🤖 AI Summary
To address performance degradation in context-aware automatic speech recognition (ASR) caused by variable-length prompt lists, this paper proposes a multi-granularity semantic relevance joint modeling framework. It simultaneously models semantic associations between prompts and speech at the list-level, phrase-level, and token-level, and introduces a grouped competitive purification mechanism that dynamically selects the most discriminative prompt subset rather than using all prompts. Cross-attention enables cross-granularity relevance computation and information fusion, significantly enhancing model robustness to variable-length biased inputs. On AISHELL-1 and KeSpeech, the method achieves relative F1-score improvements of up to 21.34% and 28.46% over baseline systems, with consistent gains across diverse prompt lengths. The core contributions are (i) a three-level joint semantic modeling architecture and (ii) a competitive prompt purification strategy—establishing a scalable, robust paradigm for prompt utilization in context-aware ASR.
📝 Abstract
Recently, cross-attention-based contextual automatic speech recognition (ASR) models have made notable advancements in recognizing personalized biasing phrases. However, the effectiveness of cross-attention is affected by variations in biasing information volume, especially when the length of the biasing list increases significantly. We find that, regardless of the length of the biasing list, only a limited amount of biasing information is most relevant to a specific ASR intermediate representation. Therefore, by identifying and integrating the most relevant biasing information rather than the entire biasing list, we can alleviate the effects of variations in biasing information volume for contextual ASR. To this end, we propose a purified semantic correlation joint modeling (PSC-Joint) approach. In PSC-Joint, we define and calculate three semantic correlations between the ASR intermediate representations and biasing information from coarse to fine: list-level, phrase-level, and token-level.
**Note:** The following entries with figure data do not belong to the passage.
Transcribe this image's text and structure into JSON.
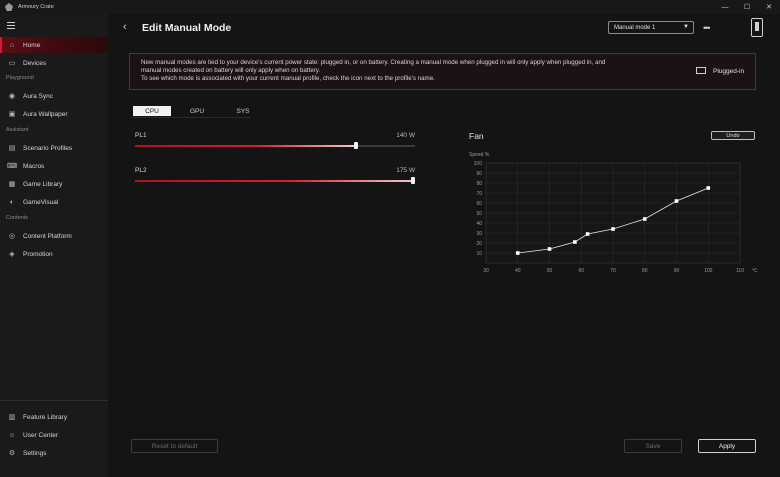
{
  "app": {
    "title": "Armoury Crate",
    "window_controls": [
      "—",
      "☐",
      "✕"
    ]
  },
  "sidebar": {
    "sections": {
      "playground": "Playground",
      "assistant": "Assistant",
      "contents": "Contents"
    },
    "items": [
      {
        "label": "Home",
        "icon": "home-icon",
        "active": true
      },
      {
        "label": "Devices",
        "icon": "devices-icon"
      },
      {
        "label": "Aura Sync",
        "icon": "aura-sync-icon"
      },
      {
        "label": "Aura Wallpaper",
        "icon": "wallpaper-icon"
      },
      {
        "label": "Scenario Profiles",
        "icon": "scenario-icon"
      },
      {
        "label": "Macros",
        "icon": "macros-icon"
      },
      {
        "label": "Game Library",
        "icon": "game-library-icon"
      },
      {
        "label": "GameVisual",
        "icon": "gamevisual-icon"
      },
      {
        "label": "Content Platform",
        "icon": "content-platform-icon"
      },
      {
        "label": "Promotion",
        "icon": "promotion-icon"
      }
    ],
    "bottom_items": [
      {
        "label": "Feature Library",
        "icon": "feature-library-icon"
      },
      {
        "label": "User Center",
        "icon": "user-icon"
      },
      {
        "label": "Settings",
        "icon": "settings-icon"
      }
    ]
  },
  "header": {
    "title": "Edit Manual Mode",
    "mode_select": "Manual mode 1"
  },
  "notice": {
    "line1": "New manual modes are tied to your device's current power state: plugged in, or on battery. Creating a manual mode when plugged in will only apply when plugged in, and",
    "line2": "manual modes created on battery will only apply when on battery.",
    "line3": "To see which mode is associated with your current manual profile, check the icon next to the profile's name.",
    "power_state": "Plugged-in"
  },
  "tabs": [
    "CPU",
    "GPU",
    "SYS"
  ],
  "sliders": [
    {
      "label": "PL1",
      "value": "140 W",
      "level": 0.79
    },
    {
      "label": "PL2",
      "value": "175 W",
      "level": 1.0
    }
  ],
  "fan": {
    "title": "Fan",
    "undo_label": "Undo"
  },
  "chart_data": {
    "type": "line",
    "title": "Fan",
    "ylabel": "Speed %",
    "xlabel": "℃",
    "x_ticks": [
      30,
      40,
      50,
      60,
      70,
      80,
      90,
      100,
      110
    ],
    "y_ticks": [
      10,
      20,
      30,
      40,
      50,
      60,
      70,
      80,
      90,
      100
    ],
    "xlim": [
      30,
      110
    ],
    "ylim": [
      0,
      100
    ],
    "grid": true,
    "series": [
      {
        "x": [
          40,
          50,
          58,
          62,
          70,
          80,
          90,
          100
        ],
        "y": [
          10,
          14,
          21,
          29,
          34,
          44,
          62,
          75
        ]
      }
    ]
  },
  "buttons": {
    "reset": "Reset to default",
    "save": "Save",
    "apply": "Apply"
  },
  "colors": {
    "accent": "#e0152a",
    "border_red": "#9a1220"
  }
}
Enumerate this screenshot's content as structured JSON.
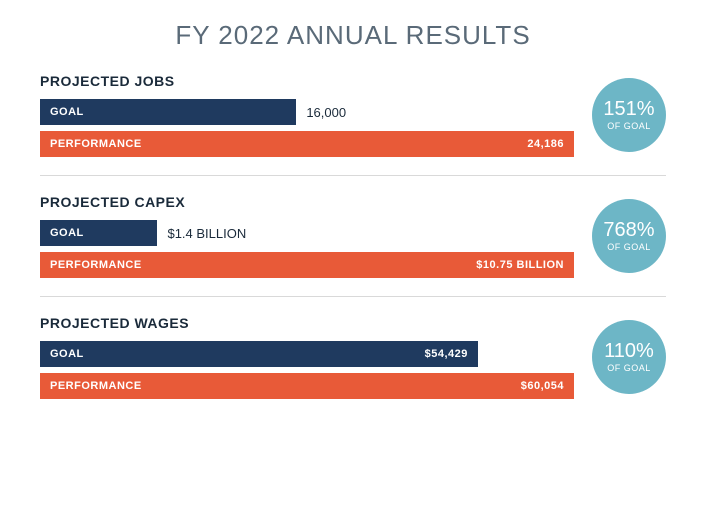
{
  "title": "FY 2022 ANNUAL RESULTS",
  "title_fontsize": 26,
  "title_color": "#5a6a78",
  "background_color": "#ffffff",
  "divider_color": "#d9d9d9",
  "badge_color": "#6db6c6",
  "goal_bar_color": "#1f3a5f",
  "performance_bar_color": "#e85a38",
  "bar_text_color": "#ffffff",
  "value_outside_color": "#1a2a3a",
  "section_title_color": "#1a2a3a",
  "metrics": [
    {
      "title": "PROJECTED JOBS",
      "goal_label": "GOAL",
      "goal_value": "16,000",
      "goal_value_inside": false,
      "goal_bar_width_pct": 48,
      "performance_label": "PERFORMANCE",
      "performance_value": "24,186",
      "performance_value_inside": true,
      "performance_bar_width_pct": 100,
      "badge_pct": "151%",
      "badge_sub": "OF GOAL"
    },
    {
      "title": "PROJECTED CAPEX",
      "goal_label": "GOAL",
      "goal_value": "$1.4 BILLION",
      "goal_value_inside": false,
      "goal_bar_width_pct": 22,
      "performance_label": "PERFORMANCE",
      "performance_value": "$10.75 BILLION",
      "performance_value_inside": true,
      "performance_bar_width_pct": 100,
      "badge_pct": "768%",
      "badge_sub": "OF GOAL"
    },
    {
      "title": "PROJECTED WAGES",
      "goal_label": "GOAL",
      "goal_value": "$54,429",
      "goal_value_inside": true,
      "goal_bar_width_pct": 82,
      "performance_label": "PERFORMANCE",
      "performance_value": "$60,054",
      "performance_value_inside": true,
      "performance_bar_width_pct": 100,
      "badge_pct": "110%",
      "badge_sub": "OF GOAL"
    }
  ]
}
Then, the three correlations are jointly modeled to produce their intersection, so that the most relevant biasing information across various granularities is highlighted and integrated for contextual recognition. In addition, to reduce the computational cost introduced by the joint modeling of three semantic correlations, we also propose a purification mechanism based on a grouped-and-competitive strategy to filter out irrelevant biasing phrases. Compared with baselines, our PSC-Joint approach achieves average relative F1 score improvements of up to 21.34% on AISHELL-1 and 28.46% on KeSpeech, across biasing lists of varying lengths.